Actress – ‘Ghettoville’

Darren Cunningham's bleak, unsettling and possibly final album blows dance genre conventions apart

To introduce his fourth album, ‘Ghettoville’, Actress – aka south London’s Darren Cunningham – issued a cryptic statement describing how it’s “the bleached-out and black-tinted conclusion of the Actress image”. The message ends, simply: “RIP Music 2014”.

If this really is the end of Actress, it’s a tragedy, because throughout a career that began in 2004 with the ‘No Tricks’ EP being released on the record label he co-founded, Werkdiscs, Cunningham has created an electronic vocabulary that’s all his own. His last album, 2012’s ‘RIP’, explored the subtle cadences between techno, electro, 2-step and sub-bass, and dragged them into a previously unexplored netherworld.

This follow-up is another record on which familiar dance genre conventions are blown apart, and twisted instead into something utterly bleak and strangely alluring. On ‘Street Corp’, the breezeblock-blasting bass notes are crunchier than a gravel pit. ‘Corner’ is like a massive hip-hop tune played at the wrong speed on a Ford Escort tape deck, with its horn-driven melody muted and forlorn. ‘Rap’ is as close as Actress will ever get to slinky R&B, while ‘Image’ is a bit like Prince’s bold electro-funk were it made in a boiler room in late-’80s Detroit.

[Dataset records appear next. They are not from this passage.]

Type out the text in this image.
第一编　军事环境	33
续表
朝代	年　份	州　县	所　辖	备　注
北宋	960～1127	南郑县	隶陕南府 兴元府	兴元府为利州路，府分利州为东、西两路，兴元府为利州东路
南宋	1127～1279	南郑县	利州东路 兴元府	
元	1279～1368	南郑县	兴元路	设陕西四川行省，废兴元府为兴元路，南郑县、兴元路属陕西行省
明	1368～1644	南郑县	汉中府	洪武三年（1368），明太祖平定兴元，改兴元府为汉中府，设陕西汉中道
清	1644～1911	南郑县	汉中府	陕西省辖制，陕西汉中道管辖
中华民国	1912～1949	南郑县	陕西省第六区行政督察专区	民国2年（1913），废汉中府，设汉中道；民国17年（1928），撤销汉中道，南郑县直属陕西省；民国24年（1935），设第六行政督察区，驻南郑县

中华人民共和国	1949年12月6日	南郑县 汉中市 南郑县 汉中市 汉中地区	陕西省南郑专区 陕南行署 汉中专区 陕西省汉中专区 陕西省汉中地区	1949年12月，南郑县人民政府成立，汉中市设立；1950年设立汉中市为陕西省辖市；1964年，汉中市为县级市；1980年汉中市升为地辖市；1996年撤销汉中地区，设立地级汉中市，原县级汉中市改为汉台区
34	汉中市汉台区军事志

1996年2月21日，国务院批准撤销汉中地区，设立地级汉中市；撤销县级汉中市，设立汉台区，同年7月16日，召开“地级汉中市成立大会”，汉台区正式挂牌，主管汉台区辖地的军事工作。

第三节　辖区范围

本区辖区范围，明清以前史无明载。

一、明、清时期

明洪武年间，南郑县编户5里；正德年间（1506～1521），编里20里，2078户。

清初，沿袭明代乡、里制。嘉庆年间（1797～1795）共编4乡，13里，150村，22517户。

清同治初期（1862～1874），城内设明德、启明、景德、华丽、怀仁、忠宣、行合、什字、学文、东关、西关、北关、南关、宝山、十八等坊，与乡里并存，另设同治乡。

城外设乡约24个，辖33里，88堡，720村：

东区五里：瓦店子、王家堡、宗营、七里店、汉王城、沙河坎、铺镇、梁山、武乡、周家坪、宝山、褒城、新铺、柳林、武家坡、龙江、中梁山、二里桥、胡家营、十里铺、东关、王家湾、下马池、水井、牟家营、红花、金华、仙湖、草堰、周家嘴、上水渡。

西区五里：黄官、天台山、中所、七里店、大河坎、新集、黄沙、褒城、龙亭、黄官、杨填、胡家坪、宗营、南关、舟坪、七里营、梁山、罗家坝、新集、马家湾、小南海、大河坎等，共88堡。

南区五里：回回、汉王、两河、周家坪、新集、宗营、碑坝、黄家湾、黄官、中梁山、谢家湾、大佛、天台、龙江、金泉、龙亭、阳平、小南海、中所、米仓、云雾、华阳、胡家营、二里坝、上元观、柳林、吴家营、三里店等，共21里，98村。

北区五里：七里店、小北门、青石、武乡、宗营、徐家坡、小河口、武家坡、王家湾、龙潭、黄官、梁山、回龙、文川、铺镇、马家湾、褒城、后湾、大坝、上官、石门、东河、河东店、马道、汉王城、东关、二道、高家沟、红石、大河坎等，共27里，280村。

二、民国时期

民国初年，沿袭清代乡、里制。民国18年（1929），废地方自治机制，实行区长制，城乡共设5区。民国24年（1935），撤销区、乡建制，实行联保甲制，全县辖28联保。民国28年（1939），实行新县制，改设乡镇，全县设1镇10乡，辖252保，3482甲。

At 16 tracks long ‘Ghettoville’ is demanding and uneasy going, oscillating between the sort of punchy club beats that could give you a hernia and soundscapes so deep and affecting you’d expect to hear them at an art installation. ‘Time’, a twitchy 2-step boomer, moves at a glacial pace, and if you listen to ‘Contagious’ for too long – slo-mo strings, pitched-down-and-down-a-bit-more vocals, abdomen-shaking bass and noises a bit like when you blow on top of empty bottles – you will feel unsettled.

There is a faint sense of familiarity on a trio of tracks: the chirrupy, vaguely Fuck Buttons-ish ‘Rims’, the icy Aphex piano of ‘Our’ and ‘Gaze’, which subverts the sounds of ’90s piano house. But mostly ‘Ghettoville’ is an exciting new landscape to get lost in and explore, even if it does spell the end for Actress.